The problem arises when two people with the thalassaemia trait have a child together. Each of them could pass on that half of the information containing mistakes. If that happens the child will make red blood cells that cannot carry enough oxygen and this child will have thalassaemia.


What treatment is required for patients suffering from Thalassaemia?
A Thalassaemic patient needs Monthly transfusions to replace empty red blood cells with new healthy ones each time lasts about 4 to 6 hours.
When the patient is given regular transfusions of blood, the body has enough healthy red blood cells to carry the oxygen it needs, the bone marrow can stop working so hard. The bones grow normally, the heart and other organs have less work to do and the patient feels much better.

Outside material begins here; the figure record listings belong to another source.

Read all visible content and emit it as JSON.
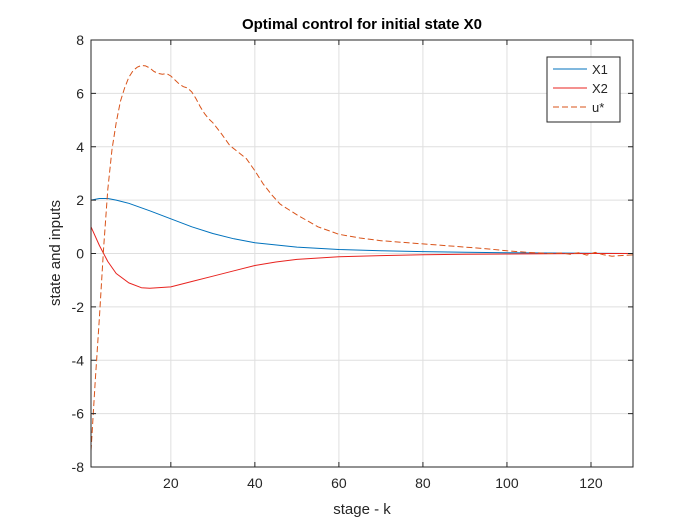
{
  "chart_data": {
    "type": "line",
    "title": "Optimal control for initial state X0",
    "xlabel": "stage - k",
    "ylabel": "state and inputs",
    "xlim": [
      1,
      130
    ],
    "ylim": [
      -8,
      8
    ],
    "xticks": [
      20,
      40,
      60,
      80,
      100,
      120
    ],
    "yticks": [
      -8,
      -6,
      -4,
      -2,
      0,
      2,
      4,
      6,
      8
    ],
    "xtick_labels": [
      "20",
      "40",
      "60",
      "80",
      "100",
      "120"
    ],
    "ytick_labels": [
      "-8",
      "-6",
      "-4",
      "-2",
      "0",
      "2",
      "4",
      "6",
      "8"
    ],
    "grid": true,
    "legend_position": "top-right",
    "series": [
      {
        "name": "X1",
        "color": "#0072BD",
        "dash": "solid",
        "x": [
          1,
          3,
          5,
          7,
          10,
          15,
          20,
          25,
          30,
          35,
          40,
          50,
          60,
          70,
          80,
          90,
          100,
          110,
          120,
          130
        ],
        "y": [
          2.0,
          2.06,
          2.06,
          2.0,
          1.88,
          1.6,
          1.3,
          1.0,
          0.75,
          0.55,
          0.4,
          0.24,
          0.15,
          0.1,
          0.07,
          0.05,
          0.03,
          0.02,
          0.01,
          0.0
        ]
      },
      {
        "name": "X2",
        "color": "#E8231F",
        "dash": "solid",
        "x": [
          1,
          3,
          5,
          7,
          10,
          13,
          15,
          20,
          25,
          30,
          35,
          40,
          45,
          50,
          60,
          70,
          80,
          90,
          100,
          110,
          120,
          130
        ],
        "y": [
          1.0,
          0.3,
          -0.3,
          -0.75,
          -1.1,
          -1.28,
          -1.3,
          -1.25,
          -1.05,
          -0.85,
          -0.65,
          -0.45,
          -0.32,
          -0.22,
          -0.12,
          -0.08,
          -0.05,
          -0.03,
          -0.02,
          -0.01,
          0.0,
          0.0
        ]
      },
      {
        "name": "u*",
        "color": "#D95319",
        "dash": "dashed",
        "x": [
          1,
          2,
          3,
          4,
          5,
          6,
          7,
          8,
          9,
          10,
          11,
          12,
          13,
          14,
          15,
          16,
          17,
          18,
          19,
          20,
          21,
          22,
          23,
          24,
          25,
          26,
          27,
          28,
          29,
          30,
          32,
          34,
          36,
          38,
          40,
          42,
          44,
          46,
          48,
          50,
          55,
          60,
          65,
          70,
          75,
          80,
          85,
          90,
          95,
          100,
          105,
          110,
          113,
          115,
          117,
          119,
          121,
          123,
          125,
          127,
          130
        ],
        "y": [
          -7.4,
          -4.8,
          -2.4,
          0.2,
          2.4,
          3.9,
          4.9,
          5.7,
          6.2,
          6.6,
          6.85,
          6.98,
          7.05,
          7.03,
          6.95,
          6.82,
          6.75,
          6.72,
          6.74,
          6.65,
          6.5,
          6.35,
          6.25,
          6.2,
          6.05,
          5.8,
          5.5,
          5.25,
          5.05,
          4.9,
          4.5,
          4.05,
          3.8,
          3.55,
          3.1,
          2.6,
          2.2,
          1.85,
          1.65,
          1.45,
          1.0,
          0.72,
          0.58,
          0.48,
          0.42,
          0.36,
          0.3,
          0.24,
          0.18,
          0.1,
          0.04,
          0.0,
          0.02,
          -0.03,
          0.03,
          -0.06,
          0.04,
          -0.05,
          -0.1,
          -0.08,
          -0.05
        ]
      }
    ]
  }
}
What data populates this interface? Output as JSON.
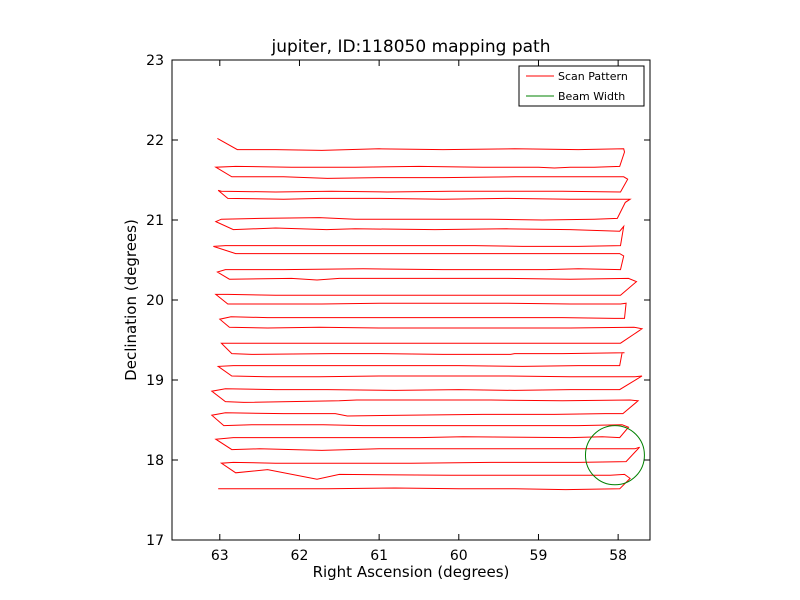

To have blood transfusions, the child will have to go to a hospital or special clinic. Each transfusion lasts about 4 to 6 hours and this has to be done on a monthly basis.

The patient requires regular blood transfusions throughout his or her life. The blood transfusions, however, are complicated by a resulting build up of iron.

Who should be tested?
It is important for every Malaysian who may one day have offspring to be aware of there Thalassaemia status.

Many countries such as Singapore, Cyprus and Saudi Arabia have national screening programmes in place.

Initial screening can be performed on a single drop of blood from a “finger-prick” collection and checking the samples turbidity when mixed in a glycerol solution. If the screen is positive, blood can then be sent to the laboratory for a full thalassaemia test.